1. Field of the Invention
The present invention relates generally to apparatus and methods for forming fibers and capillary tubing which have a protective coating. More particularly, the present invention relates to apparatus and methods for continuously forming glass fibers or capillary tubing and immediately protecting the glass surface with a sputter deposited coating of metal, metal alloy or other protective material. The present invention also relates to an improved sputter coating apparatus.
2. Description of Related Art
Glass fibers and capillary tubings are widely used in applications ranging from optical communication systems to analytical equipment such as gas chromatographs. Glass fibers are widely used as optical waveguides because they can be formed with specific optical qualities and physical characteristics. Due to the wide variety of environments to which fiber optical waveguides are exposed, it is important in many instances that the fiber surface be coated with a protective material. In particular, the fiber surface must be protected from moisture which would degrade the strength of the fiber. The protective coatings range from metals and metal alloys to various oxides and polymers.

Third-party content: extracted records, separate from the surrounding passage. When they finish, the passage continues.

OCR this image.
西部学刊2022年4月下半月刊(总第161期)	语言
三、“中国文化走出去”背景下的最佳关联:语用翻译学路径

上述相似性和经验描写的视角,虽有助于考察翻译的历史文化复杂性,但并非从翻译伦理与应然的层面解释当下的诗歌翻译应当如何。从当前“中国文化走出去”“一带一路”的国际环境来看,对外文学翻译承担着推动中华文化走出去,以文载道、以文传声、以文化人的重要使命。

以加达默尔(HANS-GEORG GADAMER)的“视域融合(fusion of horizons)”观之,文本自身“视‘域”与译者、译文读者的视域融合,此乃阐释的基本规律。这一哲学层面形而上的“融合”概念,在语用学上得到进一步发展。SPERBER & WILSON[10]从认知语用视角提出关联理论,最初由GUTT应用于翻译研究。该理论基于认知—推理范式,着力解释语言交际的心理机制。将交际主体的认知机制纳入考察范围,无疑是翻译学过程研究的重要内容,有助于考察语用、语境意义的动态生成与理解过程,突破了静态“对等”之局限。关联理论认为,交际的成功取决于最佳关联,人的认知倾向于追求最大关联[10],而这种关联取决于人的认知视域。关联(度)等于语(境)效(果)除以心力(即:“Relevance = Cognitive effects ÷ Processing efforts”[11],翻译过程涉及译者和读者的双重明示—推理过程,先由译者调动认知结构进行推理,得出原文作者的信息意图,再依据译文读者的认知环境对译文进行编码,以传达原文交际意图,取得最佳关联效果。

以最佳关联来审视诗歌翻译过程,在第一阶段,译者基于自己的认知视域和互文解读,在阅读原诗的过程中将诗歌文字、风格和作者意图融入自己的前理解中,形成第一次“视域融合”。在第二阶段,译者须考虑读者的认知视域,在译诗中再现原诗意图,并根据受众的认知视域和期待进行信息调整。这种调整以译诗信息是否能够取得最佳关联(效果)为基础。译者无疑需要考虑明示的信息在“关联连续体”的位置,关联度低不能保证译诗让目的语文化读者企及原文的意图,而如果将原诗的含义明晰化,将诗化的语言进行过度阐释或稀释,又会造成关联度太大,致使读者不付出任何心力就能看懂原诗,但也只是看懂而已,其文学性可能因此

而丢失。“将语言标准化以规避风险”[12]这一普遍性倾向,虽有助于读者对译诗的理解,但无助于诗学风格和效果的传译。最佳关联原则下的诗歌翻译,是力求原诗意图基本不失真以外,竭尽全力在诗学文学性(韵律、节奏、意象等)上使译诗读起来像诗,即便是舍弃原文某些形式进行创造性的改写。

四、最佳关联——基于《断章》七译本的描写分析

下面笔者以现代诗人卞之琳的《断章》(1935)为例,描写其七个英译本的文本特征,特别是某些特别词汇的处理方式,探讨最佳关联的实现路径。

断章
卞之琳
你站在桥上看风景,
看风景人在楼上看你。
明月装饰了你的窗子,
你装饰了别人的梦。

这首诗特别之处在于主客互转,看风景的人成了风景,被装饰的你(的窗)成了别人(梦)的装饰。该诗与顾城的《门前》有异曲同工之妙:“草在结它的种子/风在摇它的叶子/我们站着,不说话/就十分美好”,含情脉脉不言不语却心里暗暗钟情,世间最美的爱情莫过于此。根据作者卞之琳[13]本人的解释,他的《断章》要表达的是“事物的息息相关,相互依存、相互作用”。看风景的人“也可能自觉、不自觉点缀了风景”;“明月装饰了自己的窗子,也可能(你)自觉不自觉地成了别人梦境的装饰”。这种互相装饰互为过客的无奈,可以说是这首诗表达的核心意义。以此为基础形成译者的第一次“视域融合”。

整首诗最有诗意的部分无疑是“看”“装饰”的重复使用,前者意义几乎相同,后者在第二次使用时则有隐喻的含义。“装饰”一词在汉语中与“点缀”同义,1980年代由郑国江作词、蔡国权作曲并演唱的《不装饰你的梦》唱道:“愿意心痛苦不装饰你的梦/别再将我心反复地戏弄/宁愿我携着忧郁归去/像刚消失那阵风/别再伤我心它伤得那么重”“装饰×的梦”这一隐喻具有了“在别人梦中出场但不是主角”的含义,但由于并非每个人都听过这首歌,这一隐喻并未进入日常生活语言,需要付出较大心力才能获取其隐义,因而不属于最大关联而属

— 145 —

Glass capillary tubing is also widely used in a number of applications. One common use for glass capillary tubing is for gas chromatograph columns. Protective coatings applied to the glass capillaries provide increased strength. This feature is particularly important with respect to gas chromatography columns which are typically over 100 meters long and require frequent handling during installation and removal from chromatography units.
The molten dip method is a common procedure used to coat glass fibers or capillary tubings with a protective metal layer. The molten dip method involves continuously pulling the fiber through a molten pool of metal immediately after it emerges from the drawing furnace. The molten pool of metal is located sufficiently close to the emerging fiber so that the pristine glass fiber surface does not become contaminated prior to coating with metal. This is important since it is undesirable to allow contaminants to form on the glass surface prior to application of the protective coating.
The molten dip method is well suited for its intended purpose; however, the method is limited in utility because only materials having a melting temperature below the melting point of the glass can be utilized. Additionally, the molten form of the metal or other coating material must possess the appropriate surface tension and adhesion properties to achieve a uniform hermetic seal. Another problem with the application of a molten layer to the glass fiber or capillary tubing is the high microbend induced optical attenuation which results from the large thermomechanical stresses created during the coating process.
In view of the above considerations, it would be desirable to provide an alternative process for applying protective coatings to glass fibers or capillaries wherein the limitations of the molten dip method are eliminated while still providing immediate and continuous coating of the glass fiber as it is formed.